Arriva in edicola il secondo episodio della saga di Tsui Hark dedicata al medico cinese Wong Fei-hung, a metà fra eroe nazionale e leggenda popolare, i cui panni tornano ad essere vestiti da un Jet Li in piena forma. La collana “Bruce Lee e il grande cinema delle arti marziali”, curata da Gazzetta dello Sport e Stefano Di Marino, presenta “Once Upon a Time in China II” (Wong Fei Hung II: Nam yi dong ji keung, 1992).

Si riunisce il cast del primo episodio per dar vita ad uno dei titoli migliori della cinematografia di Hong Kong.

Nel 1895 Wong Fei-hung si reca a Canton per un congresso di medicina tradizionale cinese, accompagnato dal fedele discepolo Leung Foon (Max Mok) e dalla donna a cui tiene con molta moderazione: Siu-kwan (Rosamund Kwan). L’evento però viene interrotto da membri fanatici della Società del Loto Bianco, violenta setta nazionalista guidata da Kung (Xin Xin Xiong) che vuole sollevare i cinesi contro l’invasione e relativa oppressione straniera e che si pone l’obiettivo di liberare Canton da ogni occidentale. Wong, conosciuti alcuni moderati appartenenti alla setta, decide di aiutare i ribelli, ma sulla sua strada incontra il temibile generale Nap-lan (Donnie Yen) del governo manchu. Questi deve difendere gli stranieri ma in realtà non fa che perseguire i propri loschi piani: sarà inevitabile uno scontro fra Wong e Nap-lan.

Lo scontro avviene e non è uno scontro da poco. Il combattimento finale di questo film è stato giudicato il migliore di Jet Li sullo schermo, ma non va solo a lui il merito: quando un grande interprete di gongfupian come Jet Li incontra un altrettanto grande interprete come Donnie Yen, il risultato non può che essere di altissimo livello. Purtroppo Yen è pressoché sconosciuto in Italia (tutti i suoi film da protagonista sono inediti) ma la sua celebrità nel mondo e bravura sullo schermo ha ben poco da invidiare a quella di Li.

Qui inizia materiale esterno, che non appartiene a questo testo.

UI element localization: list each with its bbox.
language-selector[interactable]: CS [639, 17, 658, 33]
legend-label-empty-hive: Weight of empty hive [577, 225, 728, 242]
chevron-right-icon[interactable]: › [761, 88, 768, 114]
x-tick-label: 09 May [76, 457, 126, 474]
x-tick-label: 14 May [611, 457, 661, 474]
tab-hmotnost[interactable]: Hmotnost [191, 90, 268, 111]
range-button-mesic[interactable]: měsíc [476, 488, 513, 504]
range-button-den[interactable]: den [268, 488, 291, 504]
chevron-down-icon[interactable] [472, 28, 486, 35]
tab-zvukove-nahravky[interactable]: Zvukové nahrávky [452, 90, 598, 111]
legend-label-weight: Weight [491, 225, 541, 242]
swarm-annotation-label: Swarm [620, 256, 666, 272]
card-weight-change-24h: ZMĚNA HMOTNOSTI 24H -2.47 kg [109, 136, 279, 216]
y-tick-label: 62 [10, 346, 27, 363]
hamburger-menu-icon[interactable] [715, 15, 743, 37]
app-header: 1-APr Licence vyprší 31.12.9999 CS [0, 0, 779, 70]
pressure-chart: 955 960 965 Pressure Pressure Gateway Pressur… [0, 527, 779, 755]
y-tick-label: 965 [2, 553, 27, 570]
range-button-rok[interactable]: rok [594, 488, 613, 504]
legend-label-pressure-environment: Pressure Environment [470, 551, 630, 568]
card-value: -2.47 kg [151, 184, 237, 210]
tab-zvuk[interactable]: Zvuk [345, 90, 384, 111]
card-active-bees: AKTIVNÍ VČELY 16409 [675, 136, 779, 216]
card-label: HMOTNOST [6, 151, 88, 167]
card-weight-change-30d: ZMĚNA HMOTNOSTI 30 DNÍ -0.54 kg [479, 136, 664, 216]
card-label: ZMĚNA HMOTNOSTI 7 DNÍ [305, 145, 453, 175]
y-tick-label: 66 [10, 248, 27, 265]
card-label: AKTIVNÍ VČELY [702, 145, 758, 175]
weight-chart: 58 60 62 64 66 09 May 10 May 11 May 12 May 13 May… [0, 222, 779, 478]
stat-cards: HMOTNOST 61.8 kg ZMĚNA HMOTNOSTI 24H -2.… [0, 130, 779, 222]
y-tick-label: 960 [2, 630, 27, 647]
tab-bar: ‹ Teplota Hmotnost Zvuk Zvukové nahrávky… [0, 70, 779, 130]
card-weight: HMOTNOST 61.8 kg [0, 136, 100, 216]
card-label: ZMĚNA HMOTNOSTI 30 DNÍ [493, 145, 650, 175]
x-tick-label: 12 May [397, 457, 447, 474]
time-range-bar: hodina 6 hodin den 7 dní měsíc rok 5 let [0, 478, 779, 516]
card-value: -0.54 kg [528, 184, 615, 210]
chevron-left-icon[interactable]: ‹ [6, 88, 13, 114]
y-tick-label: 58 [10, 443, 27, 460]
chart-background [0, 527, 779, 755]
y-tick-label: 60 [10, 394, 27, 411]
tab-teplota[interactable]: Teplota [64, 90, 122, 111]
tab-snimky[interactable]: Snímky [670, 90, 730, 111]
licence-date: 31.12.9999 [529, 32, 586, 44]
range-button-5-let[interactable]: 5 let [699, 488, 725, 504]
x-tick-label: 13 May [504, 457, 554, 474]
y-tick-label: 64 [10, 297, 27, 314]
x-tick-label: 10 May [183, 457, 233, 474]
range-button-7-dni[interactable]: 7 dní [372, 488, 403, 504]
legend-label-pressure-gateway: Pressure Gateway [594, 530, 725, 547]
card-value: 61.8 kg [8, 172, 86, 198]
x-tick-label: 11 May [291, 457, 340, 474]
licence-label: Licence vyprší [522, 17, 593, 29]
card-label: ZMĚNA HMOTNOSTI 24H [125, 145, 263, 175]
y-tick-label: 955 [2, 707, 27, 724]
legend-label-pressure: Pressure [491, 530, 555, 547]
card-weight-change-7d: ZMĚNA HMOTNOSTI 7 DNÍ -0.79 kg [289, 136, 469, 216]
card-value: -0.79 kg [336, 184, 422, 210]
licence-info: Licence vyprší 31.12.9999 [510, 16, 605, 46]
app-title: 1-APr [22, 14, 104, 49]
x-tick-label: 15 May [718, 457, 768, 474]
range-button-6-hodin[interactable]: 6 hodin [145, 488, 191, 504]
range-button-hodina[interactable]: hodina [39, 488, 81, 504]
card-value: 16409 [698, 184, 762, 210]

Il film è immerso in un’epoca storica molto travagliata: la Cina è appena uscita dalla guerra con il Giappone ed è un paese infiammato dalla febbre nazionalista. Quello che nel film appare come una setta di invasati in realtà assomiglia molto al fenomeno Yihequan, che può essere tradotto con “Pugni di giustizia e concordia” e che gli inglesi ribattezzarono semplicemente “Boxer”. La rivolta dei Boxer fu un evento terribile che salutò l’inizio del Novecento inondandolo di sangue: centinaia di stranieri e decine di migliaia di cinesi cristiani persero la vita in un movimento che oggi la Cina vede come patriottico, ma che poco si discosta da scorribande di criminali assassini. Nel 1976 uno fra i registi più “epici” di Hong Kong, Chang Cheh, immortala gli eventi nel suo celebre “Boxer Rebellion” (Pa kuo lien chun), separando sapientemente il fervore nazionalistico contro lo straniero invasore dalla semplice volontà criminale.

Una curiosità: il capo del Loto Bianco, Kung, è interpretato da quel Xin Xin Xiong che dal terzo episodio sarà presenza fissa della saga. Xiong è un fenomenale coreografo marziale che Tsui Hark utilizzerà in modo quasi fisso per i propri film, e nel 2001 viene chiamato negli Stati Uniti per curare le scene d’azione del film “D’Artagnan” di Peter Hyams: per il combattimento finale Xiong attingerà proprio al primo episodio della saga di Wong Fei-hung, riproponendo la sfida all’interno di un granaio con tanto di scale volanti.

 

Once Upon a Time in China II” non è quindi un semplice film di arti marziali o un sequel sull’onda del successo del primo titolo: è un ottimo gongfupian (le cui coreografie curate da Yuen Woo-ping e Donnie Yen vinsero nel 1993 l’Hong Kong Film Awards) ma anche un documento storico (il personaggio di Suen Man si rifà a Sun Yat-sen, il fondatore della Cina moderna) di un Paese e di un’epoca lontani ma purtroppo sempre attuali: l’odio, la guerra e la violenza non conoscono infatti né limiti di età né di cultura né di barriere politiche.

Come contenuto speciale dell’edizione DVD è presente un breve documentario su Wong Fei-hung: la sua vita, la sua opera e cosa rappresenta per la Cina.